From the website: “Project E-MANcipate is a project to accelerate the acceptance of male pantyhose as a regular clothing item.”
Hey, I’m all for men and women wearing pantyhose if they want to (as long as no one makes me wear any) but what sort of “emancipation” is being advocated?
Is this about emancipation men from the confines of masculinity so that they can wear an item associated with femininity?
“Men who wear pantyhose do it to improve athletic performance, energize and revitalize tired, aching leg muscles, and to stimulate circulation if they sit all day. In addition, compression can help reduce swelling and decrease the dangers of circulatory problems. And of course there are many men who simply like the soft material and the comfort that sheer pantyhose provides.”
So men would mostly wear pantyhose for (manly) athletic reasons. And, as the website also notes, to keep warm in the winter. But, some men might just like “the soft material.” What about them?

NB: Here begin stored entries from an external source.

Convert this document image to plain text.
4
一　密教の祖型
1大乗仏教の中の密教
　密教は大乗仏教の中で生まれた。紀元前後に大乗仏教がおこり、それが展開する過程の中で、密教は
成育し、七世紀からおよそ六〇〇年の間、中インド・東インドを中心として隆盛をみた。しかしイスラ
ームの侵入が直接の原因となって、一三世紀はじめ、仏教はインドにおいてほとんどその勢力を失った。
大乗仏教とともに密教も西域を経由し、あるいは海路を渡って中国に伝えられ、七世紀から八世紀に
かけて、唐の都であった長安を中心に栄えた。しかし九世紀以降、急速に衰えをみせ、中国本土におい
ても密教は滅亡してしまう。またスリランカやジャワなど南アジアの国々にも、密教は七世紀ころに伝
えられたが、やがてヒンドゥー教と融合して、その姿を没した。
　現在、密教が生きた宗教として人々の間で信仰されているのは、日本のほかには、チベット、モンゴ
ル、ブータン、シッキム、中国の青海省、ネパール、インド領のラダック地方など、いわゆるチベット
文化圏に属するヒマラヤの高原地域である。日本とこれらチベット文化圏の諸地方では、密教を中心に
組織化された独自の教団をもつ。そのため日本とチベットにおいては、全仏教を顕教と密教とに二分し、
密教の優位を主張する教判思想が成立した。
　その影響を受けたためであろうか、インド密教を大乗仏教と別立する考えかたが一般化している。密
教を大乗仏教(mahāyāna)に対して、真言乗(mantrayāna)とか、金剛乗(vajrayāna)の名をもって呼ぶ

Or maybe the point is to emancipate pantyhose from being associated with only femininity?
“Since pantyhose (or tights), as a garment, has about it nothing gender-specific (such as a panty that fits only the female body, or a bra that is ‘organ-specific’), there is no reason why people of either sex should think of it as a female-only piece of clothing in everyday life.”
But, as the website points out, it’s important for guys to wear pantyhose in a way that doesn’t look “femmy”– “even hosiery that is thought to be very femmy could go together with an average outfit without making the whole outfit femmy at all.”
So how about pink pantyhose? Is pink too “femmy” for men?
The conclusion: “White pantyhose with floral patterns [as opposed to plain pink tights] makes you look like a man.”
These images would be great for a class discussion on the reappropriation of gendered clothing items. What makes pantyhose specifically “manly” or “femmy”? Does this “e-MANcipation” reify the same old ideas about masculinity and femininity, or challenge and expand them?
And I think it’s interesting that this website is U.K.-based. (UPDATE: The company is actually Hungarian– thanks to commenter “bozeman” for the clarification!) I have a hard time imagining a project like this in the U.S. How are ideas about what constitutes a “manly man” different from country to country?